Quick note

Security teams aren’t failing. Their systems are.

Current tools are failing security teams
Security teams are being asked to review AI projects before they go to production - and they’re being set up to fail.

Across our discussions with AI leaders and Heads of Security, the pattern looks the same. As AI systems are rolled out, security teams are pulled in for pre-production reviews. The intent is right. The tools and processes are not.

Most of these reviews are static. They evaluate architecture diagrams, access scopes and intended behaviour. But with AI systems, what matters is how they act at runtime, under changing context, across real interactions.

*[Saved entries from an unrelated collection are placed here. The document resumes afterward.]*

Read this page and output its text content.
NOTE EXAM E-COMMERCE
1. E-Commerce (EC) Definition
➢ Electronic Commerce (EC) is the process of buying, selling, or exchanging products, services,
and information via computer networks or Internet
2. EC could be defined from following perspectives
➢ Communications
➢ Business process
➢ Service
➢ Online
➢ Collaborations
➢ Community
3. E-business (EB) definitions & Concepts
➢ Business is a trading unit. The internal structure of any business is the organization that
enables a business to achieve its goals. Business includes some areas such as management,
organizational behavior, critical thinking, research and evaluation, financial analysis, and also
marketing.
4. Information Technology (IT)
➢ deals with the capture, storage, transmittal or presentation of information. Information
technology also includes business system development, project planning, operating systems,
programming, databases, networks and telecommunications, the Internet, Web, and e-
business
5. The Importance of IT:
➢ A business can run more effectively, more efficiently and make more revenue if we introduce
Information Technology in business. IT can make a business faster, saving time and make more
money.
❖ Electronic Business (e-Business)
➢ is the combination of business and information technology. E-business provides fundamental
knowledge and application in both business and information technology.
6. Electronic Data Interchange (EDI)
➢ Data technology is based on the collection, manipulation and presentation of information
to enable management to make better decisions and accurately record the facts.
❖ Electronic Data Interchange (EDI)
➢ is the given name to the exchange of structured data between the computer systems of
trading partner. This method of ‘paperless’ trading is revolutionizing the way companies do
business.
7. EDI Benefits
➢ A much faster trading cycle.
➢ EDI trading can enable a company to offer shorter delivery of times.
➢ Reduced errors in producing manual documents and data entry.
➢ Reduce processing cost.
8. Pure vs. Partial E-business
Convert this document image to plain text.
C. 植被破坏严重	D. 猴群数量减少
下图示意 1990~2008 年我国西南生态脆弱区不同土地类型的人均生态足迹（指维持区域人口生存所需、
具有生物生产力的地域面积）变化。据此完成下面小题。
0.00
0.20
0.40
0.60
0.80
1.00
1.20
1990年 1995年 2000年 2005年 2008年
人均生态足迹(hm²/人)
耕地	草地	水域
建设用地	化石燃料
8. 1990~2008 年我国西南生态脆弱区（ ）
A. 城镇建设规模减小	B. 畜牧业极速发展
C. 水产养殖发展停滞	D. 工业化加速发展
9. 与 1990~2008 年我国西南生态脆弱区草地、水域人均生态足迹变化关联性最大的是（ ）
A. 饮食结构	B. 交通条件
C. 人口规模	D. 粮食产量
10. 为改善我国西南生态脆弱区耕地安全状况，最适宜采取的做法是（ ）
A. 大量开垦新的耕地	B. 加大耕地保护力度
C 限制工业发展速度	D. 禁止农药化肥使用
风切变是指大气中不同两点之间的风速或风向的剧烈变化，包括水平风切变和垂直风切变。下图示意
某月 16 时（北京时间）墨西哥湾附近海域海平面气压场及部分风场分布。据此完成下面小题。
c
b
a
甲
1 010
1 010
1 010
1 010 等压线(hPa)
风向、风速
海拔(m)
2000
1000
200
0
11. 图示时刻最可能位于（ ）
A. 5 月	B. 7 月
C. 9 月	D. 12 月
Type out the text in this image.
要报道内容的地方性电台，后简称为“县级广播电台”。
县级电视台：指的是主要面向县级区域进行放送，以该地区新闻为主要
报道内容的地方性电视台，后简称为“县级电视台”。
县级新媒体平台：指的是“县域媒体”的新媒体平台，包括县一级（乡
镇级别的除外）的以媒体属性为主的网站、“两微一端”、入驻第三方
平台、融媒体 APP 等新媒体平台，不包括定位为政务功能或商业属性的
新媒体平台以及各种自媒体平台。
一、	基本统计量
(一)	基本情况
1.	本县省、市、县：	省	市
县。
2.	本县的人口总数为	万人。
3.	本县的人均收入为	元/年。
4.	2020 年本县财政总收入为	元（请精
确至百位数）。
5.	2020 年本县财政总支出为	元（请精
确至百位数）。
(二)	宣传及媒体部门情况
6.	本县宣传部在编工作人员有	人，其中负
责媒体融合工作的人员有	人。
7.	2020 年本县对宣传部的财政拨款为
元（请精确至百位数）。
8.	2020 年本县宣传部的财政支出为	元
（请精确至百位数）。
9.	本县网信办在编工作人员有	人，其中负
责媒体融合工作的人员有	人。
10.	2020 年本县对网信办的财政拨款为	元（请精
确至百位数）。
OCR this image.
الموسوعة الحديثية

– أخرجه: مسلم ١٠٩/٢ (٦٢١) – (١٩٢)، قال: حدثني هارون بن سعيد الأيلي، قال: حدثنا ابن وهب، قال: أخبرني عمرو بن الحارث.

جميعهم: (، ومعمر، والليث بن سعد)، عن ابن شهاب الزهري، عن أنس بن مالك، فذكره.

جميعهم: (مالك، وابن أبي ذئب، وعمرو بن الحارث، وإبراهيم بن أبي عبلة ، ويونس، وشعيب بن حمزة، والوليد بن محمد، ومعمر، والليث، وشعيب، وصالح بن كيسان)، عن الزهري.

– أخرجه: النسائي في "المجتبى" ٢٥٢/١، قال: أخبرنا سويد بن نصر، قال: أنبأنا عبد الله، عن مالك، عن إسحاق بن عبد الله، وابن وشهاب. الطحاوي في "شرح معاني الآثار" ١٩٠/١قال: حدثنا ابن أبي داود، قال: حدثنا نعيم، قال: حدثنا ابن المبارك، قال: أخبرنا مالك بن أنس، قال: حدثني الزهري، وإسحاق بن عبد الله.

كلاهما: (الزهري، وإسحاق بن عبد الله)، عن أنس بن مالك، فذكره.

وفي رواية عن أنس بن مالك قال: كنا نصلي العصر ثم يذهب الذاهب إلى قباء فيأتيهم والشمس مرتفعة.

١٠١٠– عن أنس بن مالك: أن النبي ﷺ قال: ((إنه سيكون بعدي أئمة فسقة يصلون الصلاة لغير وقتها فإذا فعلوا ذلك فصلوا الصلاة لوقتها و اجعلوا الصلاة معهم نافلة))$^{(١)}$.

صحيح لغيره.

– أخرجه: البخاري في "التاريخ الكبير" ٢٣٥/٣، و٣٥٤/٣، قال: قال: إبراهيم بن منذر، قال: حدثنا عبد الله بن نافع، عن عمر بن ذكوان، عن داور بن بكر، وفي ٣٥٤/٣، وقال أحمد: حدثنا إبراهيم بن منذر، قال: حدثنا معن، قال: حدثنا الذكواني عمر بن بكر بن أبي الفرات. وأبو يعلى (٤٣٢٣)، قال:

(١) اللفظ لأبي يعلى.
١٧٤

Not surprisingly, even when reviews are detailed, failures still happen. Not because the review was careless, but because AI systems fail in ways that can’t be fully predicted upfront. The behaviour emerges only once the system is live.

The result is a bad outcome for everyone. Security teams look ineffective. Builders feel slowed down. Leadership loses confidence in the process. Over time, teams start bypassing security reviews altogether, not out of negligence, but to keep up with the pressure to keep shipping.

This is not a people problem

This is not a people problem. It’s an operating model problem.

If AI is evaluated only before deployment, security will always be late. The only viable path forward is runtime evaluation and control, where every interaction is assessed right before it leads to an action.

Organizations that recognize this shift early won’t just reduce risk. They’ll unlock more automation, move faster and extract real business value from AI while others remain stuck choosing between speed and safety.